在当下嵊州热火朝天的街道戏迷角中,有很多人都有着相似的经历。剧团解散后,有的人去了汽运公司上班,有的人去卖煤气灶,有的人生意做得很成功。虽然他们中断了几十年和越剧的连接,可当进入天命之年后,他们又回归越剧,成为嵊州街道戏迷角的骨干力量,并组成票友剧团演出,成为群众文化的一分子。同时,戏迷角和票友剧团也会邀请国营剧团退休的专业演员和民间职业剧团的演员前来指导,可以说,从科班走出来的人们,经过近四十年的起伏人生,又重新汇合在了嵊州街道充满烟火气的越剧活动中。

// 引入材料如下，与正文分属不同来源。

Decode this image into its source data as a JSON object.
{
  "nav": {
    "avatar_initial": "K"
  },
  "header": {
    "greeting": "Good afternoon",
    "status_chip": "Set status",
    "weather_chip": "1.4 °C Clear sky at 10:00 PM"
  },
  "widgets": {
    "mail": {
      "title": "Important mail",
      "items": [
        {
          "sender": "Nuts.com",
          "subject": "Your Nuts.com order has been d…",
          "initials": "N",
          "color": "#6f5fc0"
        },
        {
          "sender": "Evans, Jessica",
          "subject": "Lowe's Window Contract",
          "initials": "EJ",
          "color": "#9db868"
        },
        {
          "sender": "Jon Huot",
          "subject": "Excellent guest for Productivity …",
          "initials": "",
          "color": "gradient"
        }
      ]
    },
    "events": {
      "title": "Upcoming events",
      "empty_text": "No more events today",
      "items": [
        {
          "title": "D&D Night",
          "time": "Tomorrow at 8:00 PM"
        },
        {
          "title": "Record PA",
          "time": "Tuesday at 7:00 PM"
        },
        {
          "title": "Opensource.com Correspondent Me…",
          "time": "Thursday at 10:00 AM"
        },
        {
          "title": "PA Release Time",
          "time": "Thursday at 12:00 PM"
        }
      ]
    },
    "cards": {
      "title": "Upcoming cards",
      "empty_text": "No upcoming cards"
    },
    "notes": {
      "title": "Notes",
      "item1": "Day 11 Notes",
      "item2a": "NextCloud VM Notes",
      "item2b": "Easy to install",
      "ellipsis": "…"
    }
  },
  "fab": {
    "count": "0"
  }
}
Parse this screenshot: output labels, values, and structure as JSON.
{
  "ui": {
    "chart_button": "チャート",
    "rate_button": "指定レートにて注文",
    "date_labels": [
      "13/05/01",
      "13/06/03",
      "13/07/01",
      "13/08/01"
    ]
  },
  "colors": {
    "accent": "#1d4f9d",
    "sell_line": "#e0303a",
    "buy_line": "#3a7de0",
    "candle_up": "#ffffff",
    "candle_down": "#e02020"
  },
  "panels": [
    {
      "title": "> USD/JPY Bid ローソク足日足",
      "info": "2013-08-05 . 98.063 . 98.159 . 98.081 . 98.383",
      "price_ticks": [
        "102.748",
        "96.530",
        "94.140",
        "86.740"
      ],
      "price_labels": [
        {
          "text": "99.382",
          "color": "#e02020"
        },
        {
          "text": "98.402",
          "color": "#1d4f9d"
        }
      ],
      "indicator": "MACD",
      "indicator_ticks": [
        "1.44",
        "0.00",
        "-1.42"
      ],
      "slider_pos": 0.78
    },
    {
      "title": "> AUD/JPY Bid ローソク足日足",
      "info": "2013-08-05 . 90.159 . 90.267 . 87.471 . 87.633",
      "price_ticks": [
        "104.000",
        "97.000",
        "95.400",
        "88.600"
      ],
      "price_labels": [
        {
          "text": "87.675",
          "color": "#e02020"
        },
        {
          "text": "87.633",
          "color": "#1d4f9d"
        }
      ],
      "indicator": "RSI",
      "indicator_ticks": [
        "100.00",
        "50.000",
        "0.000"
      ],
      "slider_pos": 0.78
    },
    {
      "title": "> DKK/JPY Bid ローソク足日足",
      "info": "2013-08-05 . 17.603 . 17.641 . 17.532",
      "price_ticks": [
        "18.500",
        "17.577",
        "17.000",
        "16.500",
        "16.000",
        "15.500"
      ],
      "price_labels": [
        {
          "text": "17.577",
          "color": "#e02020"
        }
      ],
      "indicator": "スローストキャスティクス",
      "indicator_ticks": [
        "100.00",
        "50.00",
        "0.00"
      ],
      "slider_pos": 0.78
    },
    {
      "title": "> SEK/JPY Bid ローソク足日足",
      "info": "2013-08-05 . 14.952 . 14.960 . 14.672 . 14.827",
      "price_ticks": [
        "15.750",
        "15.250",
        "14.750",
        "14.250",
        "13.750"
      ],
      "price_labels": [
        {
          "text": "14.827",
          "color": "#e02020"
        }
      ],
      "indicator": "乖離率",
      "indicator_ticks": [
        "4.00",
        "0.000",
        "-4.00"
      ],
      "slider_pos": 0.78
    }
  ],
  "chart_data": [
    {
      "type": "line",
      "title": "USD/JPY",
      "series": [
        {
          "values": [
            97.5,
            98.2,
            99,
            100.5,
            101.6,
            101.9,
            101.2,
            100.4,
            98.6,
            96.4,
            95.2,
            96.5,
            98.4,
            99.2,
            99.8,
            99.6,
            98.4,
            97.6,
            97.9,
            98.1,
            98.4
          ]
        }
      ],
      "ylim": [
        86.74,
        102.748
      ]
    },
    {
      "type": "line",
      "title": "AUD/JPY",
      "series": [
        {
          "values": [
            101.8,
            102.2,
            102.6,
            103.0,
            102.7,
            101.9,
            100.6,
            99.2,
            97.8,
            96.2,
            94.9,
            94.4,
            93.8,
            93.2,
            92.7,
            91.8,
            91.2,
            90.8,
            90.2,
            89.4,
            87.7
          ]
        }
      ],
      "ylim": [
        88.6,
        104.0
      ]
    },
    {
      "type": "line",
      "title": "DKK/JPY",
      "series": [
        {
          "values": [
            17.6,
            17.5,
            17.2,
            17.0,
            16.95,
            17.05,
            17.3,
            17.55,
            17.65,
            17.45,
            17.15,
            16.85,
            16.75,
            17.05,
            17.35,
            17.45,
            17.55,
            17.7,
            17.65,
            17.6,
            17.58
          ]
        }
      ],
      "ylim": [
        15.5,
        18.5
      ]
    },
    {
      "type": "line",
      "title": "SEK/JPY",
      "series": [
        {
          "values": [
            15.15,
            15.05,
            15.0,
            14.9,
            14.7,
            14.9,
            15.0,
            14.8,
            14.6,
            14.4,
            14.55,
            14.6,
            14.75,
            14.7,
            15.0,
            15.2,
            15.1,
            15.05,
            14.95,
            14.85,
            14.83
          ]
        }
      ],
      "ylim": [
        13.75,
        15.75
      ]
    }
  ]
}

通过这样的故事,我们感受到民间越剧延续的力量,这是由每一个民间越剧人披荆斩棘奋勇向前的结果。新时期科班在剧团国有化的浪潮中顺势而生,在剧团体制改革的背景下逐渐消失,在城市化进程的影响下,作为一股民间自发性的力量,向前接续了传统,向后培养了改革开放后的第一代民间越剧人。

结 语

透过新时期民间越剧科班学员对自己的青春、情感、日常生活和周围世界的记忆和理解,我们得以去感受,作为嵊县乡村集体价值认同的越剧科班如何塑造了属于那个时代的想象和期待,民间越剧人又是如何以自己特殊的生存策略和对“出走”的向往参与了新时期越剧复兴的恢宏时刻,并在梦想破碎后将越剧作为一种生活方式书写了民间越剧的历史。新时期科班作为一个时代的透镜,折射出城市与乡村、国营剧团和民间剧团、越剧的老传统和新传统之间的缠绕和交织。这段乡村越剧培训热潮,将国家复兴戏曲的意志转化为从乡村“出走”的集体意识,自发地将文艺政策与民间戏曲实践连接为一个整体。对科班和民间越剧的研究促使我们进一步追问,如何从越剧主体出发,从乡村社会内部激活民间越剧文化资源,发掘出潜在于生活世界的实践性能量,实现当代的文化创造和价值重建。